Le 1er décembre, Restauração da Independência (Fête de la Restauration)

Une autre vision de Lisbonne…

Histoire de Lisbonne #2 Monlisbonne.com

Le 1er décembre 1640, Lisbonne fête la restauration de son indépendance.

En cette soirée d’automne, il navigue au clair de lune pour ne pas se faire repérer par la vigile espagnole. Passant par une porte dérobée, Afonso de Menezes descend les escaliers de la muraille fernandine pour atterrir dans le jardin du fidalgo Dom Antao de Almada. On y trouve un jardin fermé, parsemé d’orangers mûrs et dominé par deux grandes cheminées monumentales. Les torches sont allumées dans les allées, faisant virevolter les ombres des chats et des hommes agités. Ces nobles déchus se pressent dans la masure au fond de la cour. Il est temps de conclure 60 ans d’humiliation !
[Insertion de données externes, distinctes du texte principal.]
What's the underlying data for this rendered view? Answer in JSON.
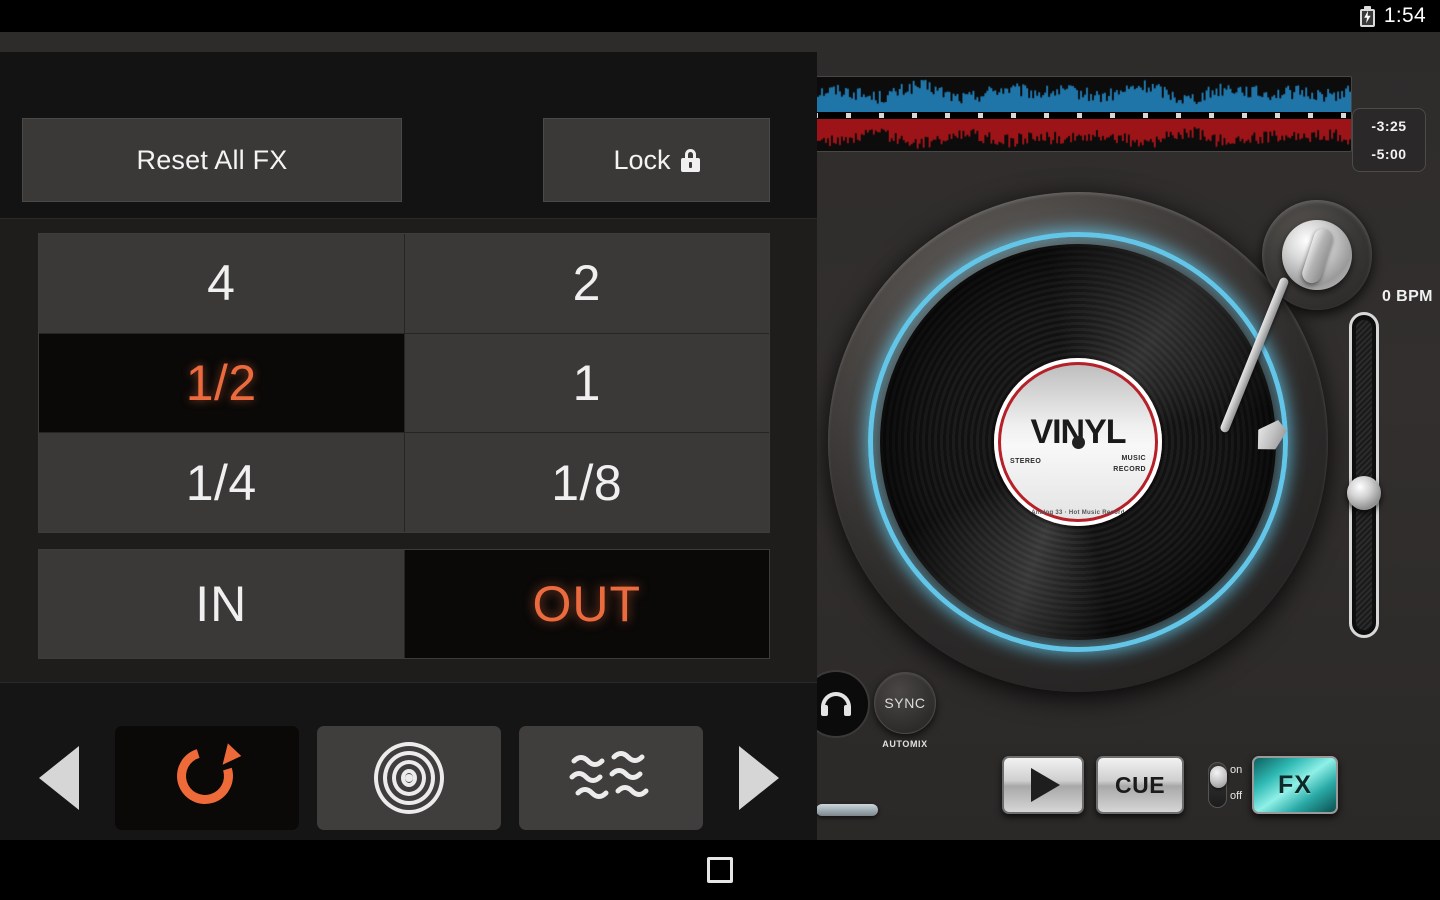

Ils sont 40 à s’interpeller les uns les autres, attisant les ardeurs et la motivation de chacun. Leur entreprise est à haut risque, c’est quitte ou double. Délaissés par une Angleterre en ébullition, ils ont reçu le soutien discret de Richelieu. Afonso prend la parole :

“ Depuis 60 ans, notre empire sacré a disparu, notre destinée s’est dissipée dans les eaux britanniques. Les Habsbourgs veulent détruire ce qui reste le plus important dans nos chairs et nos coeurs : être Portugais. Notre Lisbonne n’est plus qu’une ville de province castillane, où sont passées les promesses du roi Filipe 1er ? Nous avons perdu la moitié de notre royaume, nous avons versé notre sang pour l’occupant. Et aujourd’hui, ils veulent que nous allions combattre nos frères catalans ? Assez ! Assez ! ”

Les jardins du palais de Sao Domingos, l’actuel palais de l’Indépendance

Et les conjurés sortent du palais pour fomenter un coup d’état.

Le 1er décembre 1640, au petit matin, ces hommes en colère devenus frères d’armes, quittent le palais de Sao Domingos par la grande porte. Une douce lueur venant du castelo Sao Jorge berce les convictions, l’odeur de châtaigne grillée aiguise l’appétit de vengeance. Ils s’avancent dans les rues de Baixa, emportés par la foule que les jésuites d’Antonio Vieira exaltent à coup de Te deum. Ces lisboètes restent fidèles une nouvelle fois à leur vieille réputation héritée depuis Néron, celle d’un peuple très noble et très loyal. C’est un jour béni.

Depuis l’esplanade du Palais, les 40 conjurés se ruent dans les appartements royaux où jadis le grand Manuel observait son empire depuis le balcon. Ils attrapent la vice-reine Marguerite de Mantoue tout en cherchant le traître Miguel de Vasconcelos qui s’était soumis à Madrid. On le trouve planqué dans une armoire et pris d’une rage folle, on le tue sur le champ sans aucune autre forme de procès. Son corps est jeté par le balcon, puis piétiné par une foule plus que enthousiaste.

Les conjurés fêtant leur victoire après le décès de Miguel de Vasconcelos.

Lisbonne renoue ses liens avec la grande Histoire mais l’empire est révolu.

On acclame les conjurés ! Un nouveau souffle d’espoir envahit les rues de Lisbonne, la cité reprend ses titres et ses lettres de noblesse. L’évêque Rodrigo da Cunha organise une grande cérémonie dans la Sé pour rendre grâce à Dieu. Le 5e empire renaît de ses cendres ! Si on évoque un temps l’avènement d’une République, Sébastien s’est réveillé de son long sommeil. Annoncé par tous comme étant le digne hériter des Avis, le nouveau maître du royaume arrive le 6 décembre et est joyeusement honoré par la foule. Il s’appelle Jean et il est duc de Bragance. Il accepte la lourde charge qui lui est dûe, les poètes vont dès lors narrer une nouvelle page de l’Histoire du Portugal.

Jean IV est proclamé roi du Portugal sur l’esplanade du palais, l’actuelle place du Commerce.

Les clameurs du peuple retentissent bien au delà du Tage. Ce qui reste de l’empire portugais revient à Jean IV. Seules les cités portugaises du Maroc restent fidèles à la couronne d’Espagne. Si les bonnes nouvelles se sont accumulées en ce mois de décembre 1640, le Portugal a pourtant perdu de sa superbe. Il devient très vite un empire oublié, la Saudade est née.